Every alternative has its costs. Exchange-traded funds make investing less expensive, arguably less thoughtful, and certainly much less profitable for the investment management industry. From the perspective of an individual investor, these are all very good things.
We often miss what the popularity of indexing tends to hide.
Separating the Index from the Investment
BusinessInsider ran a recent story on the subject of earnings in the S&P500 index. The writer found that without Apple (AAPL), the S&P500 index as a whole would report zero earnings growth in 2012. The tech industry as a whole has become such a massive part of the S&P500 index that Apple essentially decides the direction for the whole market.
And technology isn’t really all that hot outside of Apple’s single growth story. The same author notes that the technology sector will show lower earnings in 2012 than it did in 2011, despite high flying individual companies like Apple.
It’s incredible to think that a single-stock in a 500 company index could have this much effect on total returns. Investing in the S&P500 index for the first few months of 2012 is a lot like purchasing a few shares of Apple for your own portfolio and keeping the rest in cash. Without Apple’s massive earnings growth and incredible returns in the common equity, investors have little to cheer for. Earnings are flat, and appreciation is little with the exception of a single firm in a single industry – Apple.  Apple’s Dividend is notable this year, as are some analysts finally calling for a slowdown (in a sea of $1 Trillion valuation calls), and margins may be compressed by absurd complaints about worker conditions assembling Apple products, but whether this single stock can continue to carry the entire index remains to be seen.
The Last Internet Bubble
Apple’s dominance is a serious market event. The last time the S&P500 index derived 10% of its 3-month returns from a single company was in 2000. The first time was one year earlier in 1999. It was then that major indexes and the few ETF offerings on the market began to input position limits into their investment qualification tests. Today, no stock can make up more than 5% of the S&P500 index, although holdings are usually held to a much smaller part of the portfolio due to a market cap weighting.
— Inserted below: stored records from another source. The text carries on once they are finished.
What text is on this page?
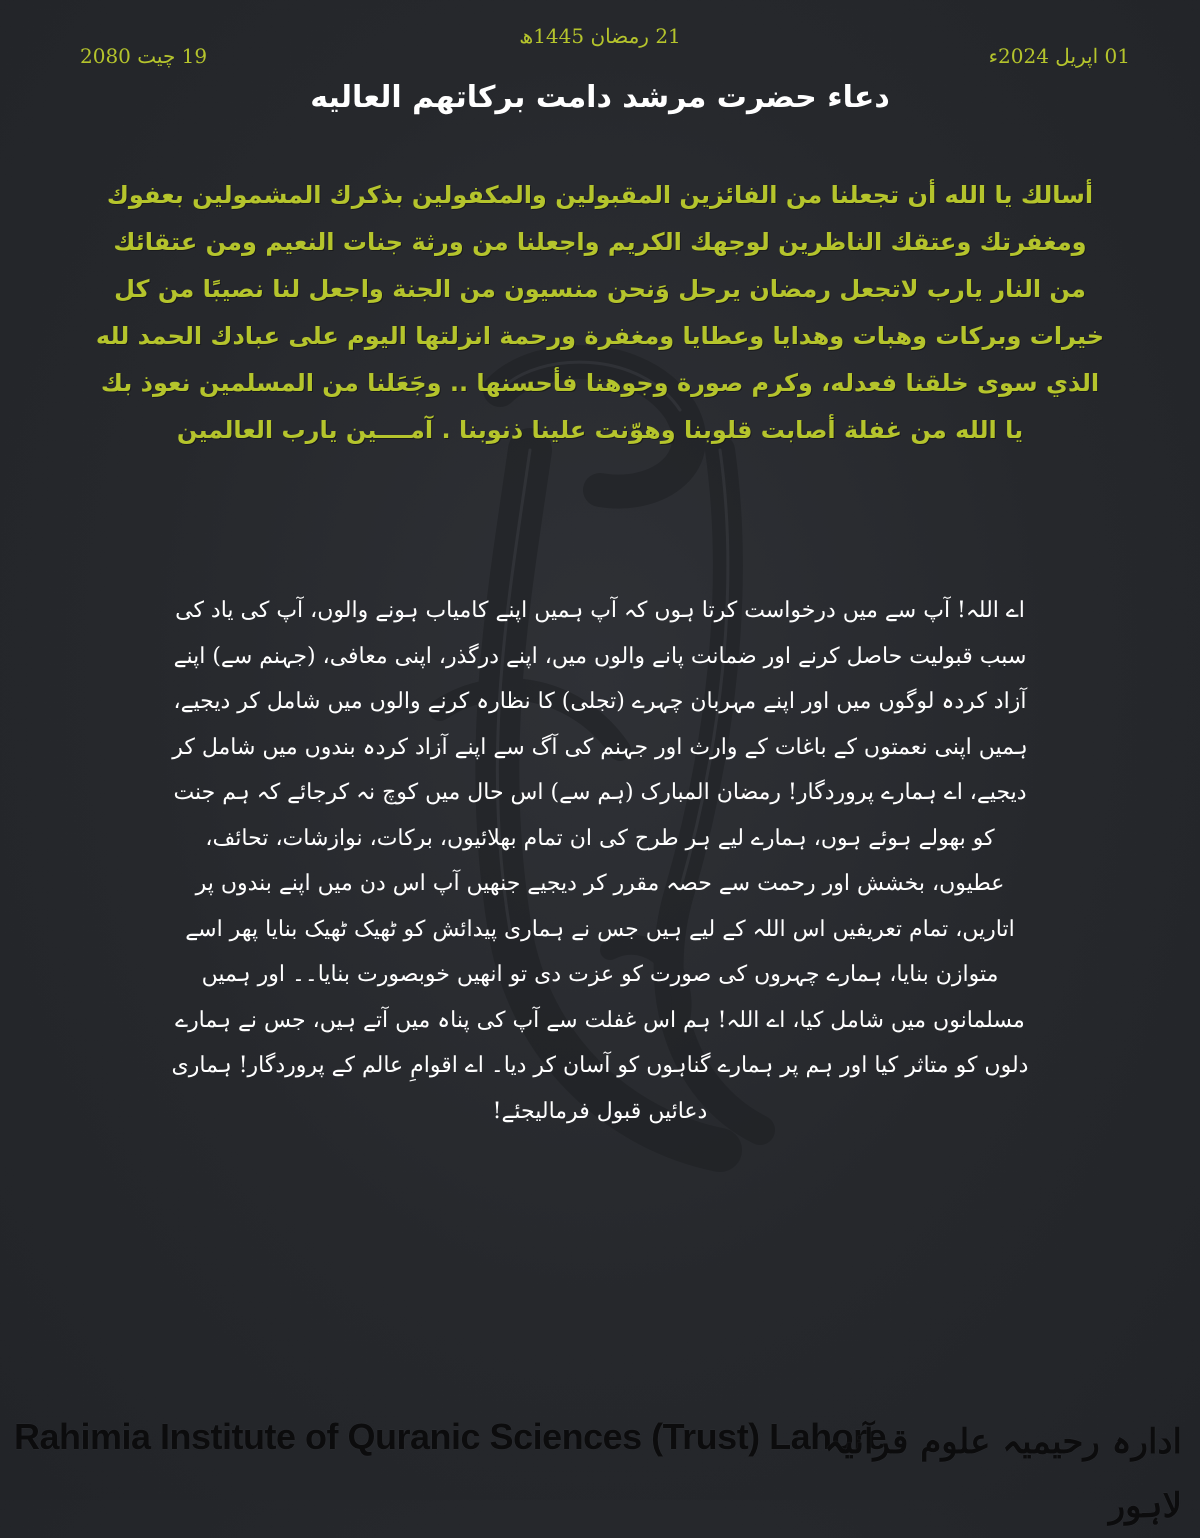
19 چیت 2080
21 رمضان 1445ھ
01 اپریل 2024ء
دعاء حضرت مرشد دامت برکاتهم العالیه
أسالك يا الله أن تجعلنا من الفائزين المقبولين والمكفولين بذكرك المشمولين بعفوك ومغفرتك وعتقك الناظرين لوجهك الكريم واجعلنا من ورثة جنات النعيم ومن عتقائك من النار يارب لاتجعل رمضان يرحل وَنحن منسيون من الجنة واجعل لنا نصيبًا من كل خيرات وبركات وهبات وهدايا وعطايا ومغفرة ورحمة انزلتها اليوم على عبادك الحمد لله الذي سوى خلقنا فعدله، وكرم صورة وجوهنا فأحسنها .. وجَعَلنا من المسلمين نعوذ بك يا الله من غفلة أصابت قلوبنا وهوّنت علينا ذنوبنا . آمــــين يارب العالمين
اے اللہ! آپ سے میں درخواست کرتا ہوں کہ آپ ہمیں اپنے کامیاب ہونے والوں، آپ کی یاد کی سبب قبولیت حاصل کرنے اور ضمانت پانے والوں میں، اپنے درگذر، اپنی معافی، (جہنم سے) اپنے آزاد کردہ لوگوں میں اور اپنے مہربان چہرے (تجلی) کا نظارہ کرنے والوں میں شامل کر دیجیے، ہمیں اپنی نعمتوں کے باغات کے وارث اور جہنم کی آگ سے اپنے آزاد کردہ بندوں میں شامل کر دیجیے، اے ہمارے پروردگار! رمضان المبارک (ہم سے) اس حال میں کوچ نہ کرجائے کہ ہم جنت کو بھولے ہوئے ہوں، ہمارے لیے ہر طرح کی ان تمام بھلائیوں، برکات، نوازشات، تحائف، عطیوں، بخشش اور رحمت سے حصہ مقرر کر دیجیے جنھیں آپ اس دن میں اپنے بندوں پر اتاریں، تمام تعریفیں اس اللہ کے لیے ہیں جس نے ہماری پیدائش کو ٹھیک ٹھیک بنایا پھر اسے متوازن بنایا، ہمارے چہروں کی صورت کو عزت دی تو انھیں خوبصورت بنایا۔۔ اور ہمیں مسلمانوں میں شامل کیا، اے اللہ! ہم اس غفلت سے آپ کی پناہ میں آتے ہیں، جس نے ہمارے دلوں کو متاثر کیا اور ہم پر ہمارے گناہوں کو آسان کر دیا۔ اے اقوامِ عالم کے پروردگار! ہماری دعائیں قبول فرمالیجئے!
Rahimia Institute of Quranic Sciences (Trust) Lahore
ادارہ رحیمیہ علوم قرآنیہ لاہور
Apple is an anomaly. It’s crushed through two index limitations that were designed to thwart a stock like Apple from distorting the value of the index. Few companies are large enough to hit the ceiling on diversification rules within the ETF. Being the largest company on American exchanges, Apple destroys this lingering qualification.
The rare feat is that Apple is also fast-growing. Few companies can sustain growth in the single-digits while maintaining a market cap greater than a billion dollars. Apple has maintained massive double digit growth all the way to $600 billion in market cap.
Re-Thinking the Indices
In light of Apple’s growth explosion and distortion of the S&P500 index (SPY), is it time to think about equal-weight indexes over the market cap weighted S&P500 index?  Some examples of equal-weighted ETFs include the Guggenheim S&P 500 Equal Weight ETF (RSP) and the newly launched Direxion NASDAQ-100® Equal Weighted Index Shares (QQQE).  As you might imagine, SPY has outperformed RSP over the prior year period, with a 4% gain for RSP vs. a flat return on SPY.  However, over the prior 5-Year period, RSP outperforms with a 2.5% gain vs. a loss of 4.2% for SPY.  Bear in mind though, that RSP has a higher expense ratio at 0.4%.  One method to employ if unsure of Apple’s future contributions to index returns could be to go equal-weight in large part, with an out of the money Apple option to avoid missing another 100% move (optionsxpress is a great platform for trading options by the way).  But then again, markets are efficient, right?
Are investors really diversified if it is the single largest holding and largest stock on the market that is keeping earnings growth afloat?
Disclosure: No position in any ETFs covered in this article.